В общем, я даже думать ей запретил о том, чтобы избавиться от плода. Я сказал, что заберу ребёнка с собой, когда её ненаглядный соблаговолит вернуться. На том мы и порешили… Дитя должно было родиться в самом конце весны или начале лета. Я так ждал его! Оно ещё не родилось, а я уже любил его больше всего на свете…
Что же касается самой Зоры, то чем сильнее давала знать о себе беременность, тем больше портились наши отношения.
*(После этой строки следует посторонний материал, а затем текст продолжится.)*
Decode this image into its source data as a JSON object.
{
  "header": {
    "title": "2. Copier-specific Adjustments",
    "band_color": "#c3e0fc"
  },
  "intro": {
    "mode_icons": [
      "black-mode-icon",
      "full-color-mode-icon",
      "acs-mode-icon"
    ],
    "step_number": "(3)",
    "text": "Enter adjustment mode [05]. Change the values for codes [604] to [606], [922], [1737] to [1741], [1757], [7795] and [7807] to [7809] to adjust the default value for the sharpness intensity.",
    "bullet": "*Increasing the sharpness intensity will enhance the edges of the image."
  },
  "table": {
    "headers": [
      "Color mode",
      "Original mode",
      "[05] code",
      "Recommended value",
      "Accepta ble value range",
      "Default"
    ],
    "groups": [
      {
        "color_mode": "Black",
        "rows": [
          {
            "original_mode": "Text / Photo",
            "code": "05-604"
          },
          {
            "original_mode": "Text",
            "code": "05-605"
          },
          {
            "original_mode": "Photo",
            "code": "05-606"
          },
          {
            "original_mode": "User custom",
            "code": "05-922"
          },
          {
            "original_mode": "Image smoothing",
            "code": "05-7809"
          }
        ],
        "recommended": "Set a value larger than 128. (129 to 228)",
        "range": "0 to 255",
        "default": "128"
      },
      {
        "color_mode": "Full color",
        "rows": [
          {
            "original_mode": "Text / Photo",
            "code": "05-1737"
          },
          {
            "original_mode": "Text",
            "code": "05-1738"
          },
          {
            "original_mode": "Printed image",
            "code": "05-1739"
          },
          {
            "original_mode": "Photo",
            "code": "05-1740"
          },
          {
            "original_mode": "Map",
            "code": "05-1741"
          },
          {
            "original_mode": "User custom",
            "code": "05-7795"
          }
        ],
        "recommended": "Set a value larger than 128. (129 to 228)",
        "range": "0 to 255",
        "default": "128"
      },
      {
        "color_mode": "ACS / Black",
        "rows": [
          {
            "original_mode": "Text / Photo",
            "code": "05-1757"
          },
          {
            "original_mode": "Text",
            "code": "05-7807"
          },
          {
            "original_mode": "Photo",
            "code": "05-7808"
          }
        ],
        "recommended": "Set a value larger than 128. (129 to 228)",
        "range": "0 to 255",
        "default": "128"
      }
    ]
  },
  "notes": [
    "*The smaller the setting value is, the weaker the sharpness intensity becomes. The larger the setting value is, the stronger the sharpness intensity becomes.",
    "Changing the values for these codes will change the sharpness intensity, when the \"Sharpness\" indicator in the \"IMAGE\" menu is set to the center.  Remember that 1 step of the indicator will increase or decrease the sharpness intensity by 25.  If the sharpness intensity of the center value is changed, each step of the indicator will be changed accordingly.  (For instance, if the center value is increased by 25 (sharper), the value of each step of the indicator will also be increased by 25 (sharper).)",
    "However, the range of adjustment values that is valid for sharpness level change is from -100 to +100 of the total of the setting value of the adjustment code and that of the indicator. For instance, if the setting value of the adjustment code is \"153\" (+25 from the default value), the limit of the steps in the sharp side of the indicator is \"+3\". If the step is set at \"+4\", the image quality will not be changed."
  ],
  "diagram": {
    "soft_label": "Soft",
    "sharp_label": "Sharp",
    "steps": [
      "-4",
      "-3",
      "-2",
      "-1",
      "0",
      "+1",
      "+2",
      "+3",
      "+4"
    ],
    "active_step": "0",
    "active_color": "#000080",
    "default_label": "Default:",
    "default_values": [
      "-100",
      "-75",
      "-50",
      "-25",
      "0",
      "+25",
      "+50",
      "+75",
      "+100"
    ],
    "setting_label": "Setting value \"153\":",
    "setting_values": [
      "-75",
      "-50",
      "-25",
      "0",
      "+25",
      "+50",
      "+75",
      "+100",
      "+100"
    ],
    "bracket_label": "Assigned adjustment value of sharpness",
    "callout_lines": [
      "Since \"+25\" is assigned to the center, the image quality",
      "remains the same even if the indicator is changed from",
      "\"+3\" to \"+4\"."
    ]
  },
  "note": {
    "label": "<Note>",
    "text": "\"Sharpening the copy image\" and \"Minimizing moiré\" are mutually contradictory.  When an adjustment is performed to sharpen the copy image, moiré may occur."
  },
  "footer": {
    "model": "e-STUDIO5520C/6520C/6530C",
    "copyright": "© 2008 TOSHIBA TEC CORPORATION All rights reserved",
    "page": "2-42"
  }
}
Она стала невыносимой — постоянно закатывала истерики, кричала. Похоже, она всё-таки смогла насытиться любовью, или же, зачав ребёнка, её внутренняя природа получила желаемое, так что теперь она редко желала близости со мной. Я по-прежнему жил при её доме, но теперь часто уезжал в деревню к отцу, чтобы помогать ему. Иной раз мы не виделись с ней неделями…
Ребёнок родился внезапно — почти на месяц прежде срока… Я думаю, что виной всему было то, что эта дура постоянно закатывала истерики по любому поводу. В последнее время я вообще избегал встречаться с ней — похоже, один мой вид действовал на неё раздражающе. Она скандалила по любому пустяку, упрекала меня и в том, в чём я был виноват, и в том, в чём был неповинен. Да и я к тому времени охладел к ней — у меня была уже новая подружка, моя ровесница…
Я узнал о рождении сына, явившись как-то под вечер в дом Зоры. Дворник встретил меня ещё у ворот и сказал, что барыня не велела больше пускать меня. И он сообщил, что Зора разрешилась от бремени до срока и… — Логанд на время замолчал, стиснув зубы, чтобы справиться с волнением. — И что ребёнок умер…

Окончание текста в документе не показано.